Appartement neuf (VEFA) à 350 000 €
Le calcul change radicalement. La vente est soumise à TVA à 20 % payée par l'acquéreur sur le prix TTC, ce qui entraîne l'application d'une taxe de publicité foncière réduite à 0,715 % en remplacement des DMTO standards. Résultat : TPF réduite de 2 502 €, émoluments environ 1 900 €, CSI et débours autour de 2 300 €. Total : environ 6 700 €, soit 1,9 % du prix. L'économie est très élevée : près de 20 000 € de moins que pour un bien ancien équivalent.
Nuance importante : dans le neuf, la TVA est déjà intégrée dans le prix affiché. Donc l'acquéreur paie moins à l'acte notarié, mais sa charge fiscale globale n'est pas nulle pour autant, elle est simplement incorporée dans le prix de vente, donc invisible au moment de la signature.
Les droits de mutation sont fixés par la loi. Toutefois on peut noter les points suivants :
Sur les émoluments du notaire. Depuis 2021, il peut accorder une remise allant jusqu'à 20 % sur la part calculée au-delà de 100 000 €. Cette remise est à sa discrétion, mais doit s'appliquer à tous les clients dans la même situation. Vous pouvez donc la demander, et il a l'obligation de vous répondre. Sur une transaction à 400 000 €, cela peut représenter 200 à 300 € supplémentaires économisés.
Sur la valorisation du mobilier. Voir l'encart ci-dessus. Ce sujet est à manier avec sérieux : une annexe mobilier mal rédigée ou surfaite crée plus de problèmes qu'elle n'en résout.
Sur le régime fiscal en investissement locatif. En LMNP au régime réel, les frais de notaire sont amortissables, soit en une seule fois la première année, soit sur 5 ans selon l'option comptable retenue avec votre expert-comptable. Dans les deux cas, ils réduisent le revenu imposable. Ce n'est donc pas une économie au sens strict, mais une récupération fiscale sur la durée. Notre article sur l'investissement locatif détaille ce mécanisme. Pour les structures en SCI, le traitement peut différer selon le régime fiscal retenu (IR ou IS).

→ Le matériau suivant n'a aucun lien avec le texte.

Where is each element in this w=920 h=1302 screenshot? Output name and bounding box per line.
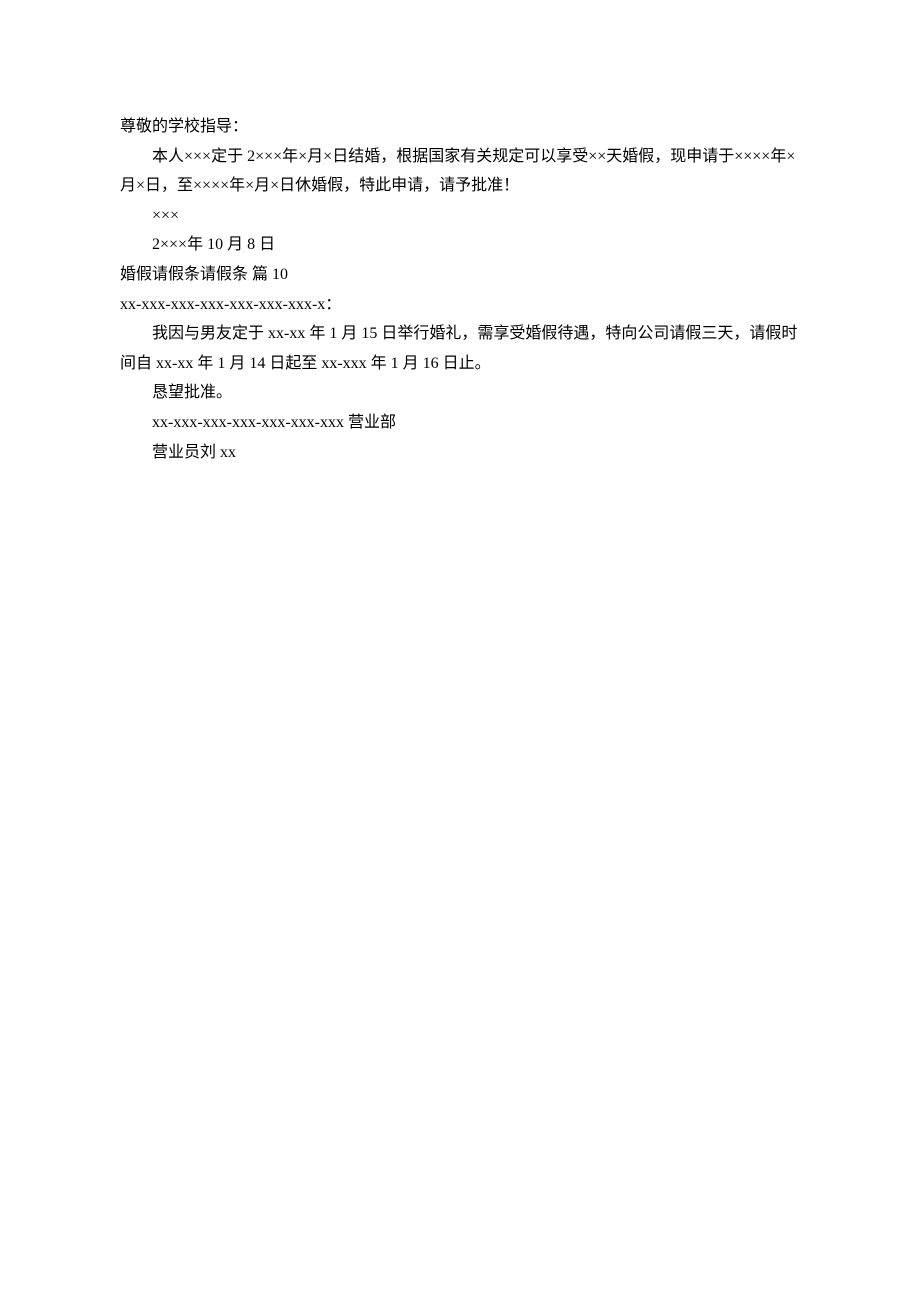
section9-salutation: 尊敬的学校指导： [120,112,800,142]
section10-signature: 营业员刘 xx [120,438,800,468]
section10-body: 我因与男友定于 xx-xx 年 1 月 15 日举行婚礼，需享受婚假待遇，特向公… [120,319,800,378]
section9-body: 本人×××定于 2×××年×月×日结婚，根据国家有关规定可以享受××天婚假，现申… [120,142,800,201]
section10-closing: 恳望批准。 [120,378,800,408]
section10-salutation: xx-xxx-xxx-xxx-xxx-xxx-xxx-x： [120,290,800,320]
section10-department: xx-xxx-xxx-xxx-xxx-xxx-xxx 营业部 [120,408,800,438]
section9-signature: ××× [120,201,800,231]
section9-date: 2×××年 10 月 8 日 [120,230,800,260]
section10-heading: 婚假请假条请假条 篇 10 [120,260,800,290]
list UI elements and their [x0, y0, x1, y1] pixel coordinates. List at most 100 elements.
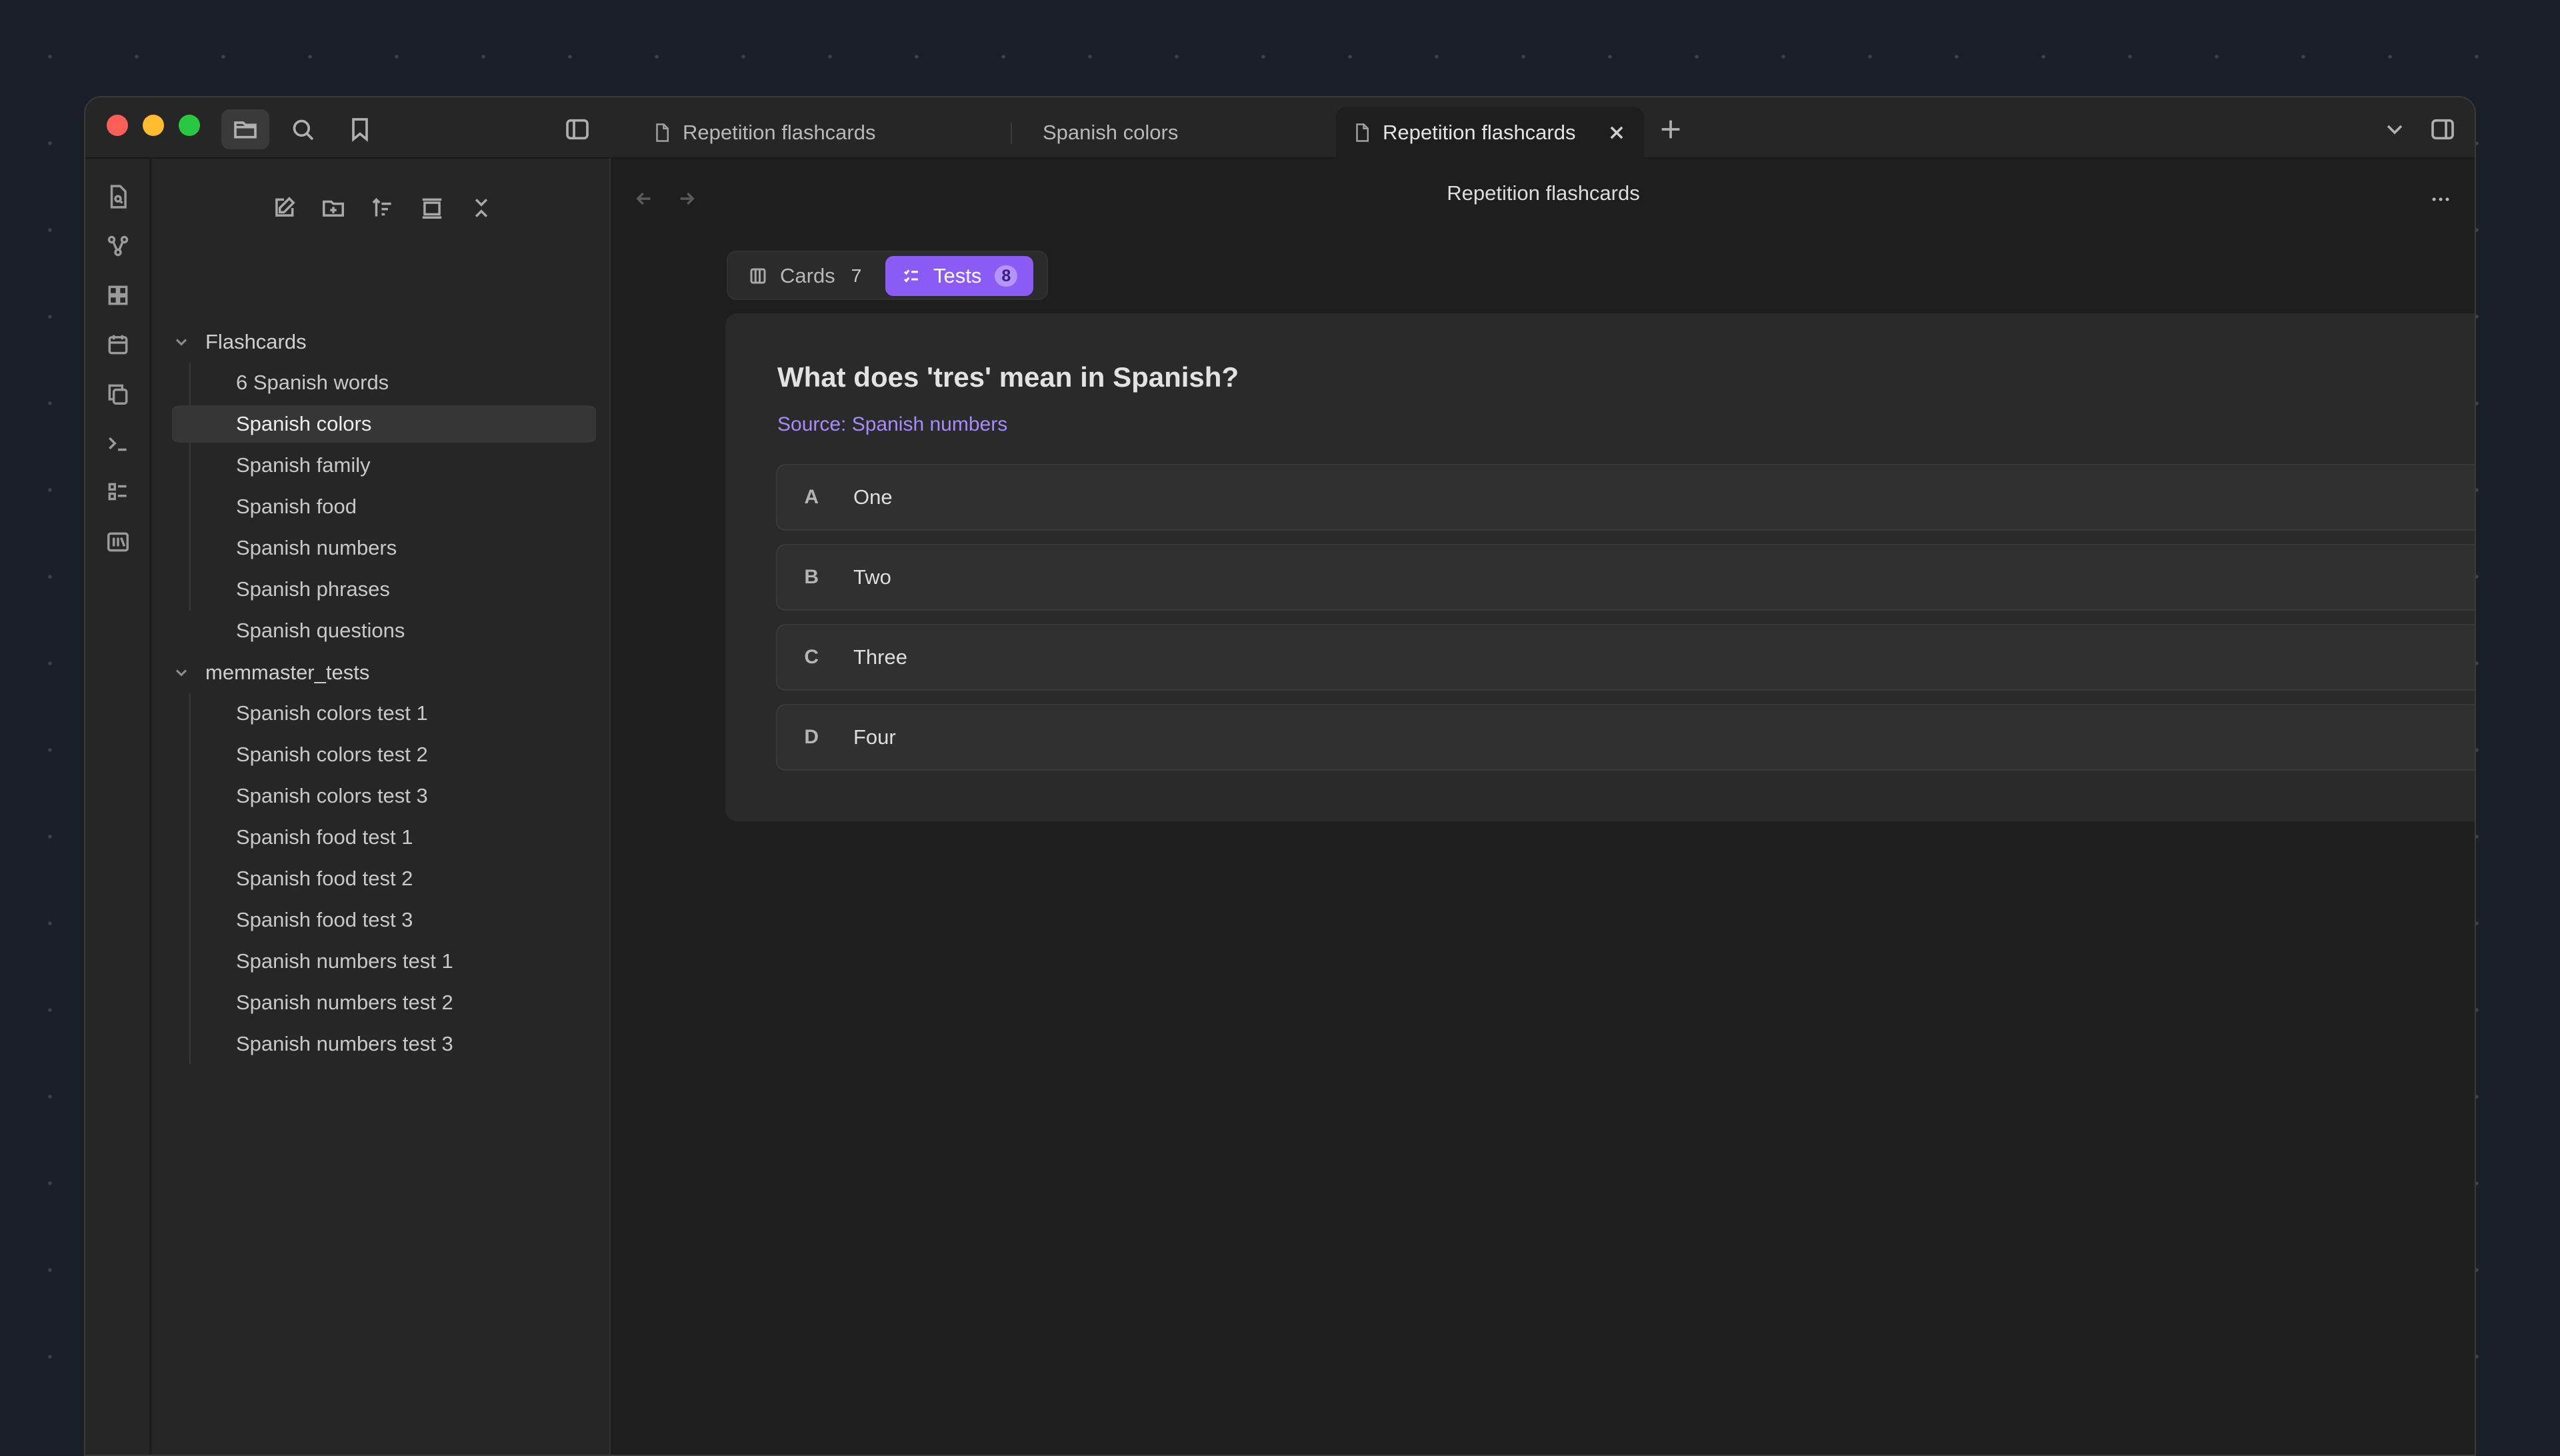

Tantiem achète régulièrement des actifs immobiliers commerciaux pour le compte de ses investisseurs. Les frais de notaire que nous payons à chaque acquisition donnent une idée concrète de ce que représente ce poste sur des biens réels, en dehors des simulations théoriques.
Sur notre projet Angers Ralliement (prix d'acquisition 1 250 000 €), les frais de notaire se sont élevés à 84 000 €, soit 6,72 % du prix, cohérent avec les taux en vigueur à l'époque. Sur Paris 2e (855 000 €), ils atteignaient 59 850 € (7 %). Sur Nancy Fitness Park (1 038 800 €), 78 400 € (7,55 %). Sur Bordeaux Gambetta (1 190 000 €), 86 250 € (7,25 %).
Ces frais sont intégralement pris en charge dans le budget d'acquisition de chaque projet.
Les frais de notaire ont-ils augmenté en 2026 ? Oui, dans environ 90 % des départements. La loi de finances 2025 a autorisé les conseils départementaux à porter leur taux de DMTO de 4,5 % à 5 %. Le taux global passe ainsi de 5,81 % à 6,32 % dans ces territoires. Huit départements ont refusé la hausse : vérifiez le taux applicable auprès de votre notaire ou du conseil départemental concerné.
Vaut-il mieux acheter dans le neuf pour économiser sur les frais ?Pas nécessairement sur le coût global. Les frais de notaire sont effectivement bien inférieurs dans le neuf (2-3 % vs 7-8,5 %), mais le prix au m² y est généralement 15 à 25 % plus élevé que dans l'ancien comparable. Il faut raisonner sur le coût total, pas seulement sur le poste frais de notaire.
Peut-on financer les frais de notaire avec le prêt immobilier ?Normalement non : les banques financent le prix de vente, pas les frais d'acquisition. Un prêt à 110 % (couvrant prix + frais) existe mais reste rare, accordé aux profils solides (CDI confirmé, très bonne épargne résiduelle). Le plus courant reste d'apporter les frais de notaire sur fonds propres.
Pour les sources officielles, le site Notaires de France détaille les cas de taux réduits. Le BOFIP précise les conditions d'application de l'engagement de revendre (CGI art. 1115) pour les marchands de biens.